The new mobile Core chips support the software mitigations—not the upcoming hardware redesign— that Intel patched in to fix the Spectre and Meltdown vulnerabilities. The performance numbers reflect the impact of the mitigations, executives said.
What this means for you: As with every mobile processor Intel releases, the real question is price. Intel doesn’t usually publish the prices of its mobile chips, and hasn’t in this case. With just a single Core i9 chip in the lineup, though, you should probably expect this to be shipped into the upper echelons of gaming laptops. The other chips we’re about to discuss are likely to reach many more people.
Intel Core H-series CPUs: Speeds and feeds
Intel executives were blunt: PC gaming is exploding, and Intel’s chasing that market. Retail gaming notebooks with Intel Core chips inside them grew 45 percent year over year, Hamberger said.

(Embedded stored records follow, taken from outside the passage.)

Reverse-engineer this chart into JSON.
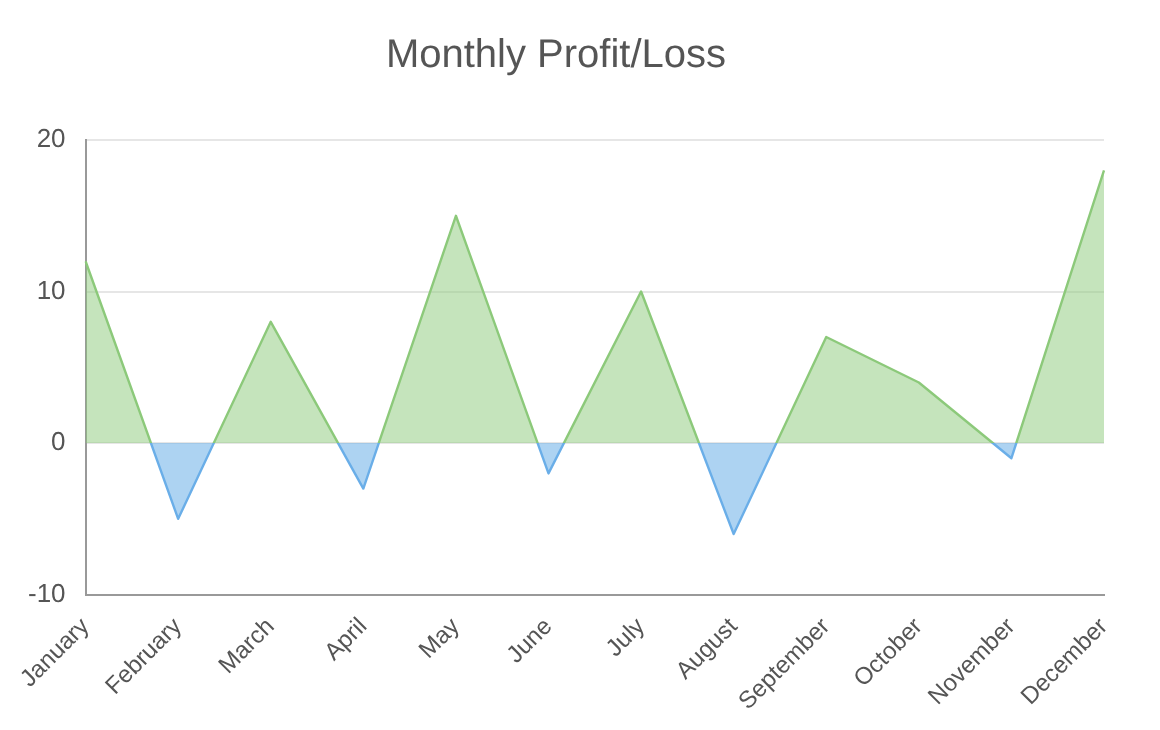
{
  "chart_data": {
    "type": "area",
    "title": "Monthly Profit/Loss",
    "categories": [
      "January",
      "February",
      "March",
      "April",
      "May",
      "June",
      "July",
      "August",
      "September",
      "October",
      "November",
      "December"
    ],
    "values": [
      12,
      -5,
      8,
      -3,
      15,
      -2,
      10,
      -6,
      7,
      4,
      -1,
      18
    ],
    "colors": [
      "#8cc97a",
      "#6aaee8",
      "#8cc97a",
      "#6aaee8",
      "#8cc97a",
      "#6aaee8",
      "#8cc97a",
      "#6aaee8",
      "#8cc97a",
      "#8cc97a",
      "#6aaee8",
      "#8cc97a"
    ],
    "ylim": [
      -10,
      20
    ],
    "yticks": [
      -10,
      0,
      10,
      20
    ],
    "grid": "y",
    "legend": false,
    "marker": "none"
  }
}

Intel’s new 45W H-series parts feature two new Core i7 and Core i5 chips, each, as well as a pair of new Xeons. In fact, the mobile Core i9 chip looks quite a bit like the Xeon E-2186, with identical clock speeds, core counts, thermal design power, and so on. The key, though, is that the Core i9’s clock speeds are totally unlocked. But if that’s too rich for your blood, consider the new Core i7-8850H, which also packs six cores and twelve threads.

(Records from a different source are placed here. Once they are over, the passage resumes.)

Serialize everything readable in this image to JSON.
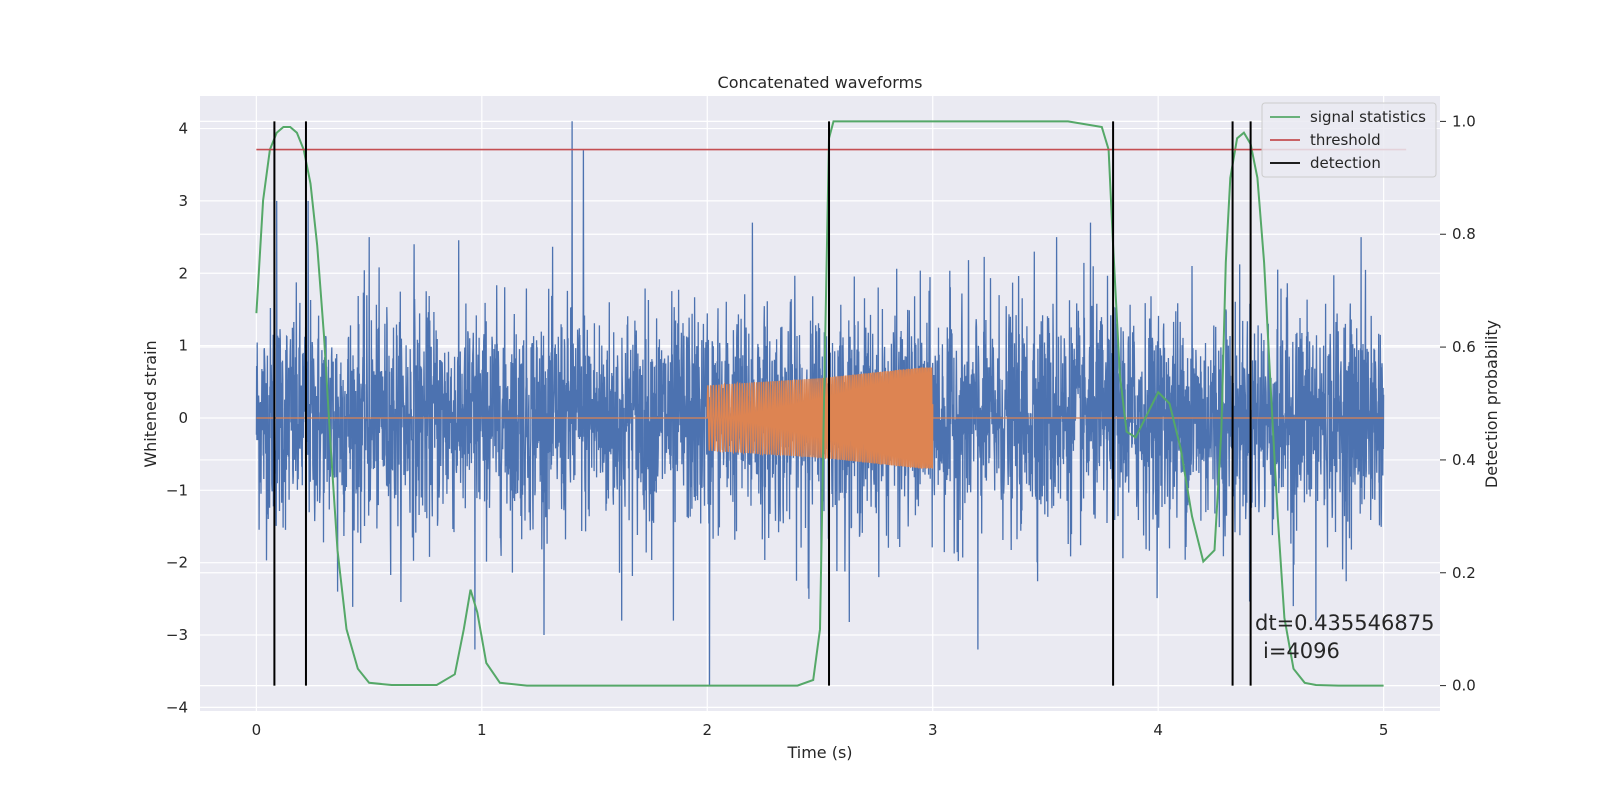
{
  "chart_data": {
    "type": "line",
    "title": "Concatenated waveforms",
    "xlabel": "Time (s)",
    "ylabel": "Whitened strain",
    "y2label": "Detection probability",
    "xlim": [
      -0.25,
      5.25
    ],
    "ylim": [
      -4.05,
      4.45
    ],
    "y2lim": [
      -0.045,
      1.045
    ],
    "xticks": [
      0,
      1,
      2,
      3,
      4,
      5
    ],
    "yticks": [
      -4,
      -3,
      -2,
      -1,
      0,
      1,
      2,
      3,
      4
    ],
    "y2ticks": [
      0.0,
      0.2,
      0.4,
      0.6,
      0.8,
      1.0
    ],
    "grid": true,
    "legend_position": "top-right",
    "legend": [
      "signal statistics",
      "threshold",
      "detection"
    ],
    "colors": {
      "strain": "#4c72b0",
      "injection": "#dd8452",
      "signal_statistics": "#55a868",
      "threshold": "#c44e52",
      "detection": "#000000",
      "background": "#eaeaf2",
      "grid": "#ffffff"
    },
    "series": [
      {
        "name": "signal statistics",
        "axis": "right",
        "x": [
          0.0,
          0.03,
          0.06,
          0.09,
          0.12,
          0.15,
          0.18,
          0.21,
          0.24,
          0.27,
          0.3,
          0.33,
          0.36,
          0.4,
          0.45,
          0.5,
          0.6,
          0.8,
          0.88,
          0.92,
          0.95,
          0.98,
          1.02,
          1.08,
          1.2,
          1.6,
          2.0,
          2.4,
          2.47,
          2.5,
          2.52,
          2.54,
          2.56,
          2.6,
          2.8,
          3.2,
          3.6,
          3.75,
          3.78,
          3.8,
          3.83,
          3.86,
          3.9,
          3.95,
          4.0,
          4.05,
          4.1,
          4.15,
          4.2,
          4.25,
          4.28,
          4.3,
          4.32,
          4.35,
          4.38,
          4.41,
          4.44,
          4.47,
          4.5,
          4.53,
          4.56,
          4.6,
          4.65,
          4.7,
          4.8,
          4.9,
          5.0
        ],
        "y": [
          0.66,
          0.86,
          0.95,
          0.98,
          0.99,
          0.99,
          0.98,
          0.95,
          0.89,
          0.78,
          0.62,
          0.42,
          0.24,
          0.1,
          0.03,
          0.005,
          0.001,
          0.001,
          0.02,
          0.1,
          0.17,
          0.13,
          0.04,
          0.005,
          0.0,
          0.0,
          0.0,
          0.0,
          0.01,
          0.1,
          0.55,
          0.97,
          1.0,
          1.0,
          1.0,
          1.0,
          1.0,
          0.99,
          0.95,
          0.78,
          0.55,
          0.45,
          0.44,
          0.48,
          0.52,
          0.5,
          0.42,
          0.3,
          0.22,
          0.24,
          0.45,
          0.75,
          0.9,
          0.97,
          0.98,
          0.96,
          0.9,
          0.75,
          0.52,
          0.3,
          0.12,
          0.03,
          0.005,
          0.001,
          0.0,
          0.0,
          0.0
        ]
      },
      {
        "name": "threshold",
        "axis": "right",
        "x": [
          0,
          5.1
        ],
        "y": [
          0.95,
          0.95
        ]
      },
      {
        "name": "detection",
        "axis": "right",
        "x": [
          0.08,
          0.22,
          2.54,
          3.8,
          4.33,
          4.41
        ],
        "y_range": [
          0.0,
          1.0
        ]
      },
      {
        "name": "",
        "axis": "left",
        "description": "whitened strain noise",
        "x_range": [
          0,
          5
        ],
        "amplitude_sigma": 0.75,
        "peaks": [
          [
            0.08,
            2.3
          ],
          [
            0.09,
            3.0
          ],
          [
            0.23,
            3.0
          ],
          [
            1.4,
            4.1
          ],
          [
            1.45,
            3.7
          ],
          [
            2.01,
            -3.7
          ],
          [
            0.97,
            -3.2
          ],
          [
            3.2,
            -3.2
          ],
          [
            1.62,
            -2.8
          ],
          [
            1.85,
            -2.8
          ],
          [
            0.7,
            2.4
          ],
          [
            3.7,
            2.7
          ],
          [
            4.9,
            2.5
          ],
          [
            3.45,
            2.3
          ],
          [
            4.15,
            2.1
          ],
          [
            2.2,
            2.7
          ],
          [
            0.5,
            2.5
          ],
          [
            4.3,
            1.5
          ],
          [
            4.6,
            -2.6
          ],
          [
            2.45,
            -2.5
          ],
          [
            3.55,
            2.5
          ],
          [
            0.36,
            -2.4
          ],
          [
            4.7,
            -2.8
          ]
        ]
      },
      {
        "name": "",
        "axis": "left",
        "description": "injected chirp waveform",
        "x_range": [
          2.0,
          3.0
        ],
        "envelope": [
          [
            2.0,
            0.45
          ],
          [
            2.5,
            0.55
          ],
          [
            2.95,
            0.7
          ],
          [
            3.0,
            0.7
          ]
        ]
      }
    ],
    "annotations": [
      "dt=0.435546875",
      "i=4096"
    ]
  }
}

All of the new chips also support Intel’s new effort to push Optane memory into notebooks, with optional vPro technology for corporate systems.
While Intel’s Radeon RX Vega (“Kaby Lake-G”) chip was designed to offer 1080p performance inside of something that approaches an ultrabook, the new 8th-gen Core i9 chips are designed for what Hamberger called “musclebooks,” offering the absolute best performance that you can get on a laptop.
“If this doesn’t get you excited, I don’t know what will,” Hamberger said.
This is the first time that Intel has designed a chip with what it’s calling a “thermal velocity boost,” the ability to push the clock speed even higher than normal. Normally, the Core i9-8950HK maxes out at 4.6GHz after the turbo boost kicks in. But if the chip is “really cool and running at full speed, you’ll get a little more,” Hamberger said, boosting a single core by 200MHz, to 4.8GHz, or alternatively upclocking all of the cores by about 100MHz, he said.
Hamberger reiterated, though, that the thermal velocity boost was an “opportunistic thing, not an automatic thing,” and that Intel had targeted system temperatures of 50 degrees centigrade or below before the boost would kick in.
“We spend a ton of time working with our OEM partners optimizing power performance, you name it, tweaking thermals to get more performance,” Hamberger said. “We think that’s really the trend, to get more efficient performance into thinner form factors that last longer, not sacrifice performance to get thinnest.”
Intel Core U-series CPUs: Speeds and feeds
If you’re looking for something with a little less performance and a little more battery life, Intel also introduced four new U-series chips. These low-power (28W TDP) 8th-gen Core chips all feature the more common 4-core, 8-thread configuration. Note that these, too, support Optane memory technology in the mobile configuration.
All of these will connect to the four new 300-series chipsets that Intel also introduced: H370, H310, Q370, and B360. All of them add more features from a platform level, an Intel spokeswoman said: enhanced audio and I/O, integrated Intel 802.11ac Wi-Fi with gigabit throughput, and 10 Gbit/s integrated Gen2 USB 3.1 I/O.
As sales of gaming notebooks have “absolutely exploded,” with retailers devoting more and more shelf space as the market continues to grow, Intel intends to continue to invest in this space, executives said. By boosting core counts and pushing to break the 5GHz barrier in gaming laptops, Intel's certainly pushing the performance envelope.